Druckartikel: Verfahren am Landgericht Bamberg: Insasse schuldfähig oder nicht?

Verfahren am Landgericht Bamberg: Insasse schuldfähig oder nicht?


Autor: Marion Krüger-Hundrup

Bamberg, Mittwoch, 16. August 2017

Die Wahlverteidigerin eines 21-Jährigen aus der JVA Ebrach zweifelt das medizinische Gutachten der Sachverständigen an.
Das Foto zeigt die Kammer inklusive der Schöffen, links die Sachverständigen, rechts der Angeklagte mit seiner Verteidigerin.  Foto: Barbara Herbst


Für den 21-jährigen Markus A. (Name geändert) steht mehr als die Zukunft auf dem Spiel: Gefängnis? Entziehungsanstalt? Sicherungsverwahrung? Oder Psychiatrie? Auch am dritten Verhandlungstag am Landgericht Bamberg blieb offen, was dem wegen gefährlicher Körperverletzung Angeklagten blüht. Vorsitzender Richter Manfred Schmidt fasste knapp zusammen: "Das Verfahren steht auf der Kippe."

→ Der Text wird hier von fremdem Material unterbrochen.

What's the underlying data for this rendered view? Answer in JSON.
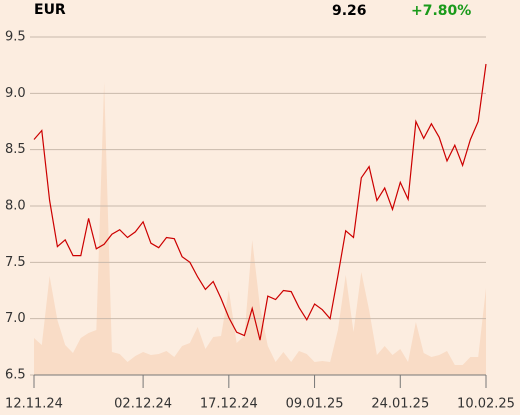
{
  "chart_data": {
    "type": "line",
    "title": "EUR",
    "last": 9.26,
    "change": "+7.80%",
    "change_color": "#1a9a1a",
    "categories": [
      "12.11.24",
      null,
      null,
      null,
      null,
      null,
      null,
      null,
      null,
      null,
      null,
      null,
      null,
      null,
      "02.12.24",
      null,
      null,
      null,
      null,
      null,
      null,
      null,
      null,
      null,
      null,
      "17.12.24",
      null,
      null,
      null,
      null,
      null,
      null,
      null,
      null,
      null,
      null,
      "09.01.25",
      null,
      null,
      null,
      null,
      null,
      null,
      null,
      null,
      null,
      null,
      "24.01.25",
      null,
      null,
      null,
      null,
      null,
      null,
      null,
      null,
      null,
      null,
      "10.02.25"
    ],
    "series": [
      {
        "color": "#cc0000",
        "values": [
          8.59,
          8.67,
          8.05,
          7.64,
          7.7,
          7.56,
          7.56,
          7.89,
          7.62,
          7.66,
          7.75,
          7.79,
          7.72,
          7.77,
          7.86,
          7.67,
          7.63,
          7.72,
          7.71,
          7.55,
          7.5,
          7.37,
          7.26,
          7.33,
          7.18,
          7.01,
          6.88,
          6.85,
          7.09,
          6.81,
          7.2,
          7.17,
          7.25,
          7.24,
          7.1,
          6.99,
          7.13,
          7.08,
          7.0,
          7.38,
          7.78,
          7.72,
          8.25,
          8.35,
          8.05,
          8.16,
          7.97,
          8.21,
          8.06,
          8.75,
          8.6,
          8.73,
          8.61,
          8.4,
          8.54,
          8.36,
          8.59,
          8.75,
          9.26
        ]
      },
      {
        "color": "#f9dcc6",
        "axis": "y2",
        "area": true,
        "values": [
          37,
          30,
          99,
          55,
          30,
          22,
          37,
          42,
          45,
          293,
          23,
          21,
          13,
          19,
          23,
          20,
          21,
          24,
          18,
          29,
          32,
          48,
          26,
          38,
          39,
          85,
          32,
          39,
          135,
          68,
          29,
          13,
          23,
          13,
          24,
          21,
          13,
          14,
          13,
          45,
          100,
          43,
          103,
          65,
          20,
          29,
          20,
          26,
          13,
          53,
          22,
          18,
          20,
          24,
          10,
          10,
          18,
          18,
          87
        ]
      }
    ],
    "ylim": [
      6.5,
      9.5
    ],
    "yticks": [
      6.5,
      {
        "value": 7,
        "label": "7.0"
      },
      7.5,
      {
        "value": 8,
        "label": "8.0"
      },
      8.5,
      {
        "value": 9,
        "label": "9.0"
      },
      9.5
    ],
    "y2lim": [
      0,
      338
    ],
    "grid": true
  }
}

Dafür hatte Markus A.s Wahlverteidigerin Gabriele Steck-Bromme gesorgt. Die Rechtsanwältin legte Beweisanträge vor, mit denen sie die vorgelegten medizinischen Gutachten der Sachverständigen - Psychiater Christoph Mattern und Diplom-Psychologe Jürgen Melzer - "wegen schwerwiegender Mängel" zerpflückte:

Ein neues methodenkritisches Gutachten müsse her, das auch die Vorakten berücksichtige. Und die Anwältin lieferte gleich die Namen und Adressen potenzieller Koryphäen hinterher. Denn ihrer Auffassung nach werde eine schizophrene Psychose während der Tatzeit "behauptet": "Bei meinem Mandanten ist Paragraf 63 Strafgesetzbuch nicht gegeben."

Genau zu diesem Schluss waren die Sachverständigen aber gekommen. Paragraf 63 StGB bedeutet Unterbringung in einem psychiatrischen Krankenhaus wegen Schuldunfähigkeit oder verminderter Schuldfähigkeit, in der eine rechtswidrige Tat begangen worden ist.

Weitere Gefährlichkeit für die Allgemeinheit muss zu erwarten sein. Die Gutachter bescheinigten Markus A. eine krankheitsbedingte Neigung zu Gewalttätigkeit, das Krankheitsbild einer Psychose aus dem schizophrenen Formenkreis bleibe bestehen, wenn sie nicht behandelt werde.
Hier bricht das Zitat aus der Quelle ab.